The confidential details – such as names, contact numbers, e-mail addresses, declared blood types, preferred appointment dates and times and preferred locations for blood donations – of 4,297 individuals who expressed interest in blood donations on SRC’s website were leaked.

SRC said that its other databases and the systems managed by the Health Sciences Authority (HSA) were not affected in the cybersecurity breach. The SRC has reported the incident to the police and the Personal Data Protection Commission.

Investigations are ongoing and preliminary findings from SRC’s internal probe reportedly show that a weak administrator password could have exposed the website to unauthorised access, despite measures that were in place to guard the website from security breaches.

The website has since been disconnected from the Internet and will only be reinstated when security checks conclude. Besides the ongoing police investigation, external consultants have also been engaged to conduct forensic investigations into the incident.

Apologising to the victims of the breach, SRC’s chief executive officer Benjamin William said that the organisation has begun contacting affected individuals.

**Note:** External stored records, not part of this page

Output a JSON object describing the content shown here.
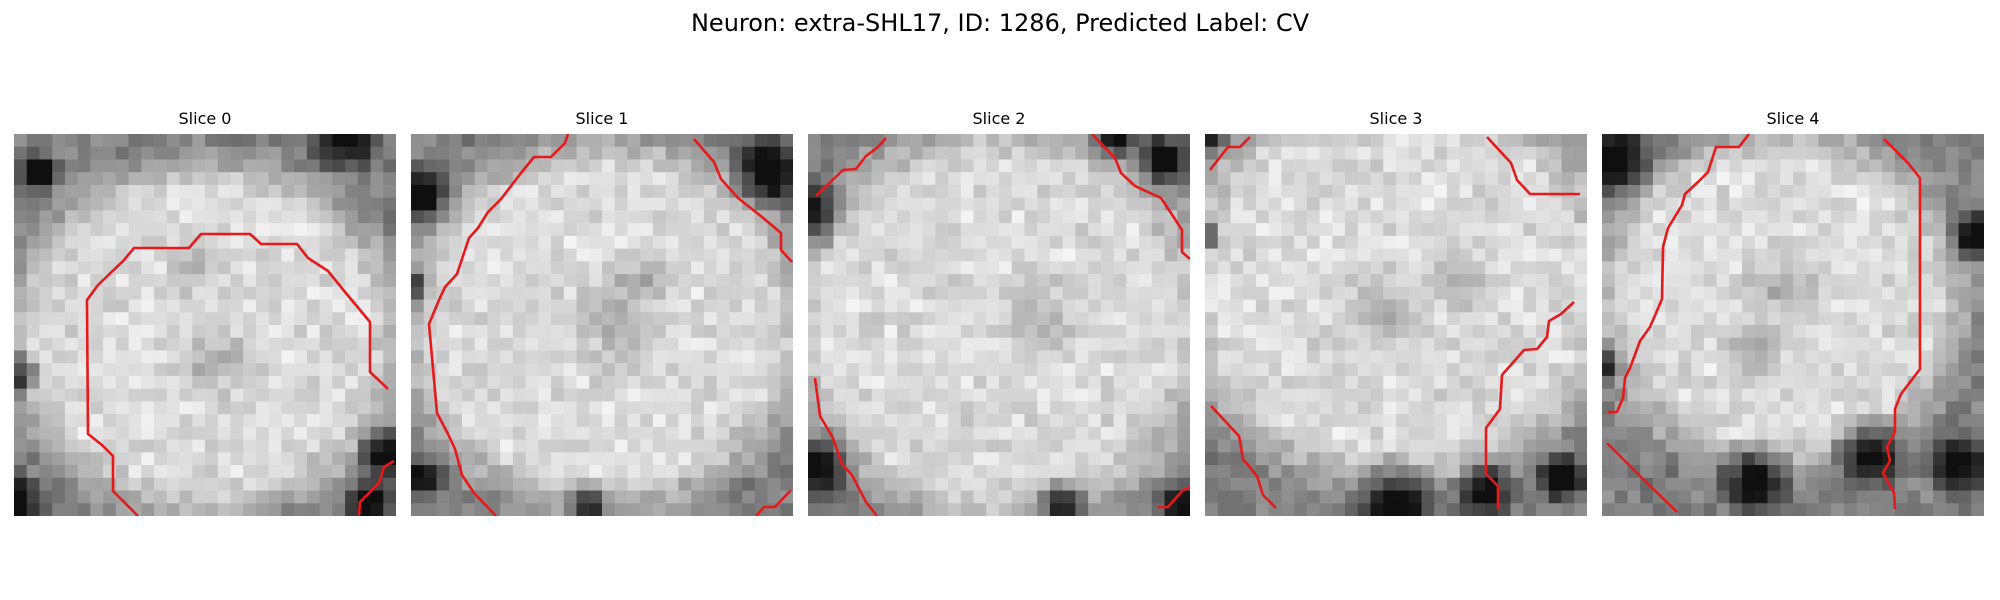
{
  "figure": {
    "title": "Neuron: extra-SHL17, ID: 1286, Predicted Label: CV"
  },
  "slices": [
    {
      "label": "Slice 0"
    },
    {
      "label": "Slice 1"
    },
    {
      "label": "Slice 2"
    },
    {
      "label": "Slice 3"
    },
    {
      "label": "Slice 4"
    }
  ],
  "colors": {
    "contour": "#e8191a",
    "background": "#ffffff"
  }
}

He said: “We apologise to the users of our website whose information may have been affected by this incident.”

Mr William added: “Our immediate priority is to ensure affected individuals and partners are notified, while working with the relevant parties to restore and strengthen our IT systems, safeguard our data, and mitigate any future risks.”

The findings and recommendations of the external consultants will be taken to the SRC Council which will take necessary action to strengthen SRC’s IT security measures, with the advice of its own IT advisory panel and consultants.

The SRC hack and data leak is the latest cybersecurity breach affecting local health-related organisations.

This March, the HSA reported that the confidential details of over 800,000 individuals who had donated or registered to donate blood since 1986 was leaked online by a HSA vendor for over two months. The vendor later claimed that the data was possibly stolen since it was accessed illegally.

Two months before that, the Ministry of Health (MOH) revealed that the confidential details of 14,200 HIV-positive individuals had been leaked online.

Singapore’s worst cyber attack occurred last year when the confidential particulars, medical records and prescriptions of 1.5 million patients, including Prime Minister Lee Hsien Loong and Emeritus Senior Minister Goh Chok Tong, were stolen.